Social media is the latest pop-cultural craze to sweep our communications-gadget soaked world. Cell phones, iPads, earbuds, notebooks, zip cams. We're now officially a society of plugged-in human robots-the world of the transhuman has arrived.
I used the word "craze"above because I believe that, in the year 2525-if, to steal a 1960s song line, man is still alive, if woman can survive-most of our bald-headed, genderless descendants will have the future equivalent of mp3 ports implanted in the nape of their necks. These bio-robo-personal communicators will likely be scratching their heads wondering what all the social-media fuss was about way back in 2011.
I love science and technology, but I have become a curmudgeon when it comes to the endless push on personal communication devices. So, where's the endless push of personal life-enhancing devices that will, say, let my 97-year-old father live 25 years longer or improve my worn out, myopic eyesight? Ay, there's the rub of technology. The real inventions come once or twice in a lifetime.
Facebook, Twitter, LinkedIn, among others, probably won't last as long, in time, as did the now nearly extinct personal, handwritten letters (even the extinct personal thank you letters), the ditt-ditt, daw-daw of the vanished telegraph, or the expiring land-line telephone. I say this with a growing level of confidence: Today's "amazing inventions"-the personal communications variety at least-appear ephemeral.
Every year, Time magazine publishes its "50 Best Inventions of the Year". And almost every year, the majority of the selections are communications related and banal, or impractical, or too expensive, or just one more trendy gadget that will complicate-not simplify-my life.
Take one of Time's 2010 top winners, the fifth-place winner, Flipboard-
The Flipboard is an app (short for application)for the millions of iPad users.
Regarding this Flipboard thing, you can, and I quote Time magazine, "grab updates, photos and links from your friends and other interesting people..." Well, I appreciate the concept, but when was the last time I rubbed elbows with "interesting people"?
Now don't get me wrong, Ilove the 21st century, but it's the mind-expanding, alternative-timeline 21st century as envisioned in Stanley Kubrick's 1968 movie "2001: A Space Odyssey" that I dig, especially the flights to the Moon.
What I don't dig is our multi-tasked, mind cluttered, very real 21st century as brought to you by Google, Apple, Best Buy, et al.
Getting back to social media:I reluctantly created a Facebook page last year when an old college pal read me the riot act for not getting with the 21st-century social-media program.
So I created the Facebook page, added all the factoids about-well-me, and added lots of snapshots of-well-me, that only I (and all those "interesting" friends and people) could love and chat about. And now I even post clever wall messages about-well-me.

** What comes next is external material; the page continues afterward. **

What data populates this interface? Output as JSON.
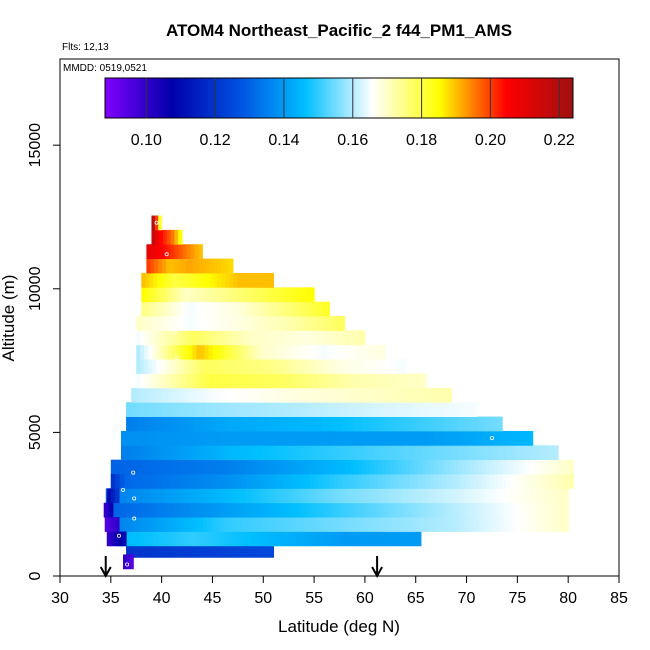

Yes, I finally got with the new 21st-century program: I am totally self absorbed, just another narcissistic poster boy championing online solipsism.
Now I have dozens of FBfriends from around the planet although I confess I don't really know everyone personally, but some appear to be what Time referred to as "interesting people"-at least virtually.
Finally, I'll get 100 percent with this whole Google, Apple, Best Buy, et al. marketing program eventually, just give me a little time-and a bigger line of credit to buy more stuff.